If everyone could live a life of leisure, the logical end result would be roving gangs engaging in street warfare for funsies. If money is no object for anyone, what else is there to do but to seek fame, even infamy?
Each gang member could be running their AI value-miners at home, but of course since they're the only kind of value in the new AI-communist society they'll be the obvious target for the other leisure gangs. So after enough rounds of violence each leisure gang will run a fortified, paramilitary "intelligence mining" operation, and oh by the way indie software dev is punishable by death in these territories.
Is this scenario, like, 9 kinds of insane? Sure! But so is the idea that we'll all be at the beach doing Idunno what, fucking? All this to say yeah, I'm with you that anyone who describes that AI will make a future defined by a lack of productive work is describing a depressing future...

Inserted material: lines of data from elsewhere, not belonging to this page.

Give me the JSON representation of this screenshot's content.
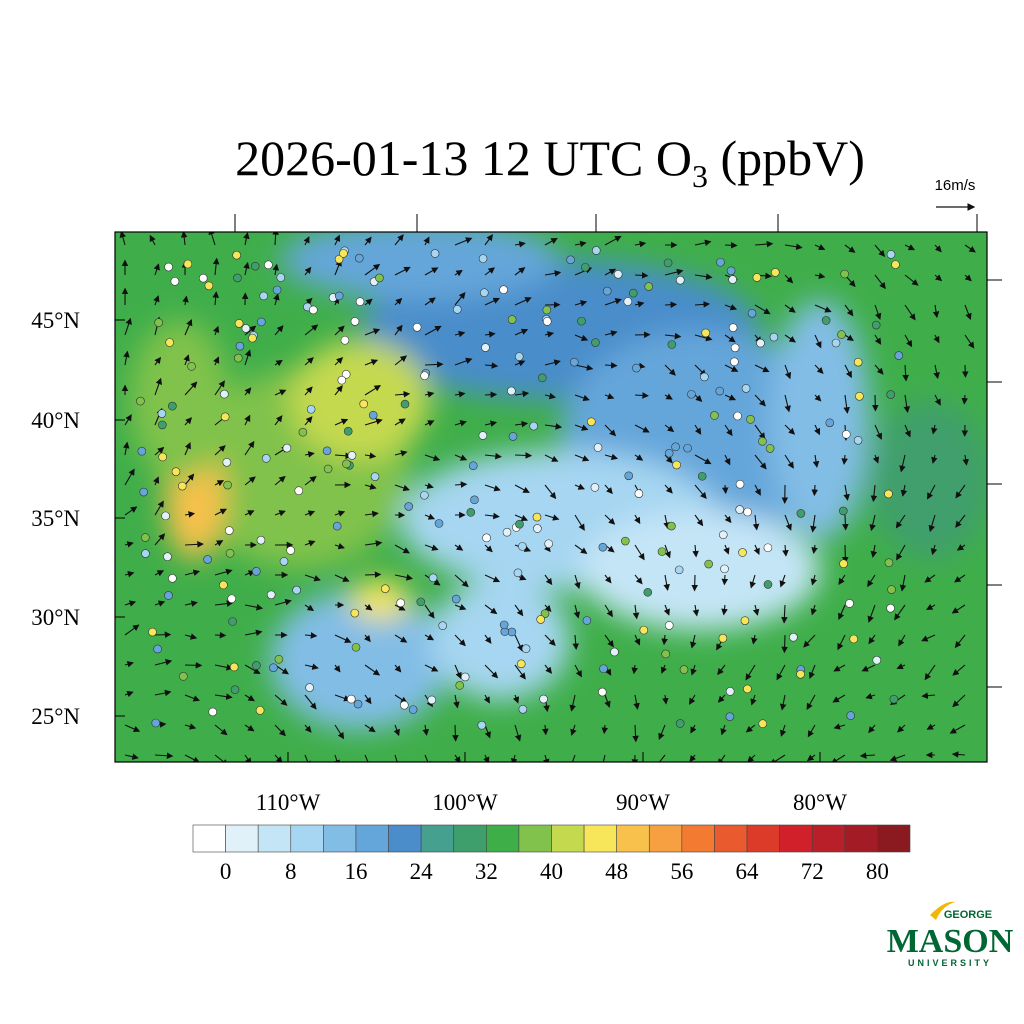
{
  "title": {
    "prefix": "2026-01-13 12 UTC O",
    "subscript": "3",
    "suffix": " (ppbV)"
  },
  "wind_scale": "16m/s",
  "lat_labels": [
    "45°N",
    "40°N",
    "35°N",
    "30°N",
    "25°N"
  ],
  "lon_labels": [
    "110°W",
    "100°W",
    "90°W",
    "80°W"
  ],
  "colorbar": {
    "labels": [
      "0",
      "8",
      "16",
      "24",
      "32",
      "40",
      "48",
      "56",
      "64",
      "72",
      "80"
    ],
    "colors": [
      "#ffffff",
      "#e0f1fa",
      "#c4e5f6",
      "#a6d6f1",
      "#82bde6",
      "#65a6da",
      "#4a8dca",
      "#45a08f",
      "#3f9f6c",
      "#3dae48",
      "#80c24b",
      "#c5d94f",
      "#f8e65a",
      "#f8c14b",
      "#f6a041",
      "#f27b31",
      "#e95b2e",
      "#dd3b29",
      "#d2202a",
      "#b91f29",
      "#a31c25",
      "#8b1a20"
    ]
  },
  "logo": {
    "top": "GEORGE",
    "main": "MASON",
    "bottom": "UNIVERSITY"
  }
}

It bases this entire chain of assumptions on "AI is really big and everyone agrees".
But I don't see the games industry as all that vulnerable to AI at all. Game engines already drive constantly-improving dev efficiency through improved abstractions.
None of this is necessarily zero-sum. I'm skeptical AI is going to be a meaningful tailwind for games, but if I'm wrong it could absolutely benefit customers, studios, and labs through boosting productivity.